Özel sektör emekçileri bu ülkeden üvey evlat konumundadır. Özel sektörde çalışan insanlar ücret, izin, iş güvencesi, sigorta aklınıza ne gelirse her konuda mağdurdurlar. Bu mağduriyetlerin giderilmesi için örgütlülük gerektiği kadar, mevcut yasaların uygulanması, devlet kurumlarının işçilere yönelik ayrımcı davranışlarını sonlandırması, iş mahkemelerinin kurulması ve yeni yasal iyileştirmelerin yapılması gerekir.

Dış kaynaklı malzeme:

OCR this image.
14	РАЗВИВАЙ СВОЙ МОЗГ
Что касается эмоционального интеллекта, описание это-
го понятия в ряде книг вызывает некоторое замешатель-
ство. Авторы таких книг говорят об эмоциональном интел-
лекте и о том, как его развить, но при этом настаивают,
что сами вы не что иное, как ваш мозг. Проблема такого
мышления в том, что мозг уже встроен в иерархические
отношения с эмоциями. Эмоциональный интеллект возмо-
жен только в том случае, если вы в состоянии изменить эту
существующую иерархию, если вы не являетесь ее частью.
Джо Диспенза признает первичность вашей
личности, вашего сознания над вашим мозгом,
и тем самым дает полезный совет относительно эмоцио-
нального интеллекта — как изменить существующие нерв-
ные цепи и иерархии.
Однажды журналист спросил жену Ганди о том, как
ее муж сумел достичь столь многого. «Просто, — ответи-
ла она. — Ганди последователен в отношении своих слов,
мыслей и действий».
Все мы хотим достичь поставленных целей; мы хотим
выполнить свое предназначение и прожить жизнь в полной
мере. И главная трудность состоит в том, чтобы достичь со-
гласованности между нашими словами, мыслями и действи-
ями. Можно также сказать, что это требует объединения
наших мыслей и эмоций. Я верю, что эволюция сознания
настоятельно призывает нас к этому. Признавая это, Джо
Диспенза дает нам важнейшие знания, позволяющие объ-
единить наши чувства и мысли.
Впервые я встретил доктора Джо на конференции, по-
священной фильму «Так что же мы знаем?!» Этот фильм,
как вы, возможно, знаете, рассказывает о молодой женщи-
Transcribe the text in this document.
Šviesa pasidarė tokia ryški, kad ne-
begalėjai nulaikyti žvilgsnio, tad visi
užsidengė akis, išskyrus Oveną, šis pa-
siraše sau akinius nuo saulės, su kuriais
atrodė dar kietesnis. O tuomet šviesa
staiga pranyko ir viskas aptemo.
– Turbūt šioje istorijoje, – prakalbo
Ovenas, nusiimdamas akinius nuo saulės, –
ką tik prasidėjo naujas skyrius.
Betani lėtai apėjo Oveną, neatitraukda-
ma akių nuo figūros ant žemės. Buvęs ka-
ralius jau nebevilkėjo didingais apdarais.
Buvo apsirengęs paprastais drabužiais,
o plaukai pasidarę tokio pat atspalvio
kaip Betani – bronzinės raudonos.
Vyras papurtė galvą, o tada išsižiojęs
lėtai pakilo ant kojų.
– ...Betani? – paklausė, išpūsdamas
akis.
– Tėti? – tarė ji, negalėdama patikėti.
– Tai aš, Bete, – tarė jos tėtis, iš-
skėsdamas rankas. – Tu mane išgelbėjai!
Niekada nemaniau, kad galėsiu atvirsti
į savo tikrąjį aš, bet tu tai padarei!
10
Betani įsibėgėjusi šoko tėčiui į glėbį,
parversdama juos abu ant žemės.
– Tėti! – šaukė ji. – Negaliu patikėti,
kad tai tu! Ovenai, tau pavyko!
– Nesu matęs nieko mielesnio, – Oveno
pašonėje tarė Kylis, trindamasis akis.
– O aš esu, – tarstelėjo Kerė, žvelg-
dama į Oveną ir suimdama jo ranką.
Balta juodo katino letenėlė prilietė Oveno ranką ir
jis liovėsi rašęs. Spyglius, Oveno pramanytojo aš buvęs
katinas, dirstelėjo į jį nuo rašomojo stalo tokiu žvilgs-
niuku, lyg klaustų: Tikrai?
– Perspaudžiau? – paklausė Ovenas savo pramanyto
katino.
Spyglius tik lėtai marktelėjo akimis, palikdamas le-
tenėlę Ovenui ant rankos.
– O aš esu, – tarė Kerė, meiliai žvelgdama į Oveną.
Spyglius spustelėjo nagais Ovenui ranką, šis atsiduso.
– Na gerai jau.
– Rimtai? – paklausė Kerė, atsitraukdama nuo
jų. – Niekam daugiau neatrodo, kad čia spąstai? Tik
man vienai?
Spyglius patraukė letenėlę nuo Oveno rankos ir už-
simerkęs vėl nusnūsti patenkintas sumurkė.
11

Bir süreden beridir kamuoyunda
bu doğrultuda bir bilinç artışı var. Kamuda örgütlü sendikaların bir kısmı Emek
Platformu ismi ile bir araya gelmiş ve ses vermeye başlamış durumda ve
Bağımsızlık Yolu “Sendikasız Çalıştırılmak Yasaklansın” talebi ile kampanya
yürütüyor. Yetersiz de olsa tüm bu çabalara rağmen, hükümete gelenler ısrarla
özel sektör emekçilerinin var olan haklarını bile geriletmeye çalışıyorlar.
Bunun son örneği hükümet
tarafından Meclis gündemine getirilen İş Yasası değişikliği ile ilgili
düzenlemedir. Bu düzenlemeye tepki veren birçok kurum, değişikliğin Toplu
Sözleşmelerde kazanılan haklara yönelik bir gerileme olduğunu vurguladılar. Bu
doğrudur. Ancak eksiktir!
Meclis gündeminde olan
değişiklik önerisi, sadece toplu sözleşme ile elde edilen haklara değil
bireysel sözleşme ile elde edilen haklara da bir saldırıdır. Yani sadece
örgütlü kesimlerin değil, özel sektörde çalışan örgütsüz kesimlerin haklarına
da saldırmaktadır hükümet.
Hükümet İş Yasası’nın
sözleşmeler ile ilgili maddesini değiştirerek yerine şöyle bir madde koymak
istiyor: “Toplu iş sözleşmesinin sona
ermesi veya hizmet akdinin süresinin
dolmasından itibaren bir (1) ay içerisinde taraflarca yenilenmediği ve hizmet
ilişkisinin devam etmesi durumunda, yenisi imzalanıncaya kadar mevcut toplu iş
sözleşmeleri veya hizmet akitleri en fazla bir (1) yıl geçerlidir.”
Görüldüğü gibi bu madde sadece
Toplu İş Sözleşmeleri ile ilgili değildir, hizmet akitleri ile de ilgilidir.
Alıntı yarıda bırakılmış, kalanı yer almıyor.